What programs should I consider and what should I avoid. It SEEMS like I could get an ASN for a reasonable price, even with out of state tuition, at one of the community colleges, then at some point after getting some experience, do an RN to BSN program. Are the programs challenging to get into? I have heard issues of years of waiting lists and heavy competition, from friends in other states who became RNs.

It also seems like there are a ton of nursing programs out here....are there jobs for recent grads (who are also older and male?)?

The private colleges seem obscenely expensive as well, and that I find confusing. (I could get a law degree at ASU for almost less than a BSN at Carrington, I think. Not that I would.)

Is there any guidance for me? What should I consider? What do you wish you had done? Where can I set myself up for success?

Thank you all very much!

Been there,done that, ASN, RN

Has 33 years experience.

The quickest , least expensive route to nursing is an ASN degree from your community college. As far as jobs out there? That is something only time can tell. I personally feel that once us baby boomers retire.. a new nursing shortage will emerge.

WKShadowNP, DNP, APRN

Specializes in Hospital medicine; NP precepting; staff education. Has 20 years experience.

The quickest , least expensive route to nursing is an ASN degree from your community college. As far as jobs out there? That is something only time can tell. I personally feel that once us baby boomers retire.. a new nursing shortage will emerge.

BTDT, thank you for all you do. :)

joanna73, BSN, RN

Specializes in geriatrics.

If you are willing to be flexible, if you are willing to consider relocation, and if you can make some connections at your clinical placements you will eventually find work. Sometimes it takes 6 months or more, but there are jobs out there.

Mavrick, BSN, RN

Specializes in 15 years in ICU, 22 years in PACU. Has 30 years experience.

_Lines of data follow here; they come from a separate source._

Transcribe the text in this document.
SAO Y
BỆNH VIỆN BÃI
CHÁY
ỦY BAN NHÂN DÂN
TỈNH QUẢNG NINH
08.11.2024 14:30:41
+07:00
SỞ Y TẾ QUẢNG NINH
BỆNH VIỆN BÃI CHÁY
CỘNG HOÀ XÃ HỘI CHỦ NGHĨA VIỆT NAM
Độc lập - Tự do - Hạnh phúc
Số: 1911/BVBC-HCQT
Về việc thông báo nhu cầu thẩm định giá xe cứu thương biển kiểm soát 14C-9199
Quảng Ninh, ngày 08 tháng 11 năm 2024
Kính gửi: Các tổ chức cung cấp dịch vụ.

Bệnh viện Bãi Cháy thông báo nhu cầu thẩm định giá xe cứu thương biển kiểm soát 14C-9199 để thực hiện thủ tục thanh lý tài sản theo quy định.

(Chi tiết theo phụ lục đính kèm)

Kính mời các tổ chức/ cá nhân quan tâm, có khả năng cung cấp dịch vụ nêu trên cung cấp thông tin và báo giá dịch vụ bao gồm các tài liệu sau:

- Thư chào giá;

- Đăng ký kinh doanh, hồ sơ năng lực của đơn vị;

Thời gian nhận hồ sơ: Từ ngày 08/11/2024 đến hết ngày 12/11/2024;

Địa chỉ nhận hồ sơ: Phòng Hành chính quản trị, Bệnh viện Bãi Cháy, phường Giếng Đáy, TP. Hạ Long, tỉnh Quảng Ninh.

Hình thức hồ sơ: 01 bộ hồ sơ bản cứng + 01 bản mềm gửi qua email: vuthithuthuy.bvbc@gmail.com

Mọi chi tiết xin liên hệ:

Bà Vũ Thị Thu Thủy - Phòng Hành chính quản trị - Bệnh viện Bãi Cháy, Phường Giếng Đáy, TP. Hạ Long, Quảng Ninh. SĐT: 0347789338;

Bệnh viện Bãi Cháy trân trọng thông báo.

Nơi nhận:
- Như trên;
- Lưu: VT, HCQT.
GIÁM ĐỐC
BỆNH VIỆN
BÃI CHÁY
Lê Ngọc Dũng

Check your local job ads to see if the "BSN required or preferred" mentality has taken hold in your area. If ASN nurses are still being hired, then by all means snag an associates degree from your local CC, start working as an RN then decide if you need the BSN. Your colleagues will tell you if and where to get it.

Agreed, private (and Investor-owned) colleges are obscenely expensive.

Being a little older and male will not be a deterrent. If you were 50+ there is a slippery slope being a new grad and looking for work in a competitive market. Experienced nurses not so much.

Mavrick, BSN, RN

Specializes in 15 years in ICU, 22 years in PACU. Has 30 years experience.

The quickest , least expensive route to nursing is an ASN degree from your community college. As far as jobs out there? That is something only time can tell. I personally feel that once us baby boomers retire.. a new nursing shortage will emerge.

Really?? I'm going to get to retire????? I'm feelin' palpitations.

ThePrincessBride, BSN

Specializes in Med-Surg, NICU. Has 6 years experience.

Really?? I'm going to get to retire????? I'm feelin' palpitations.

About 70 percent of baby boomers have nothing saved in retirement. I think most will work until they croak or become physically disabled.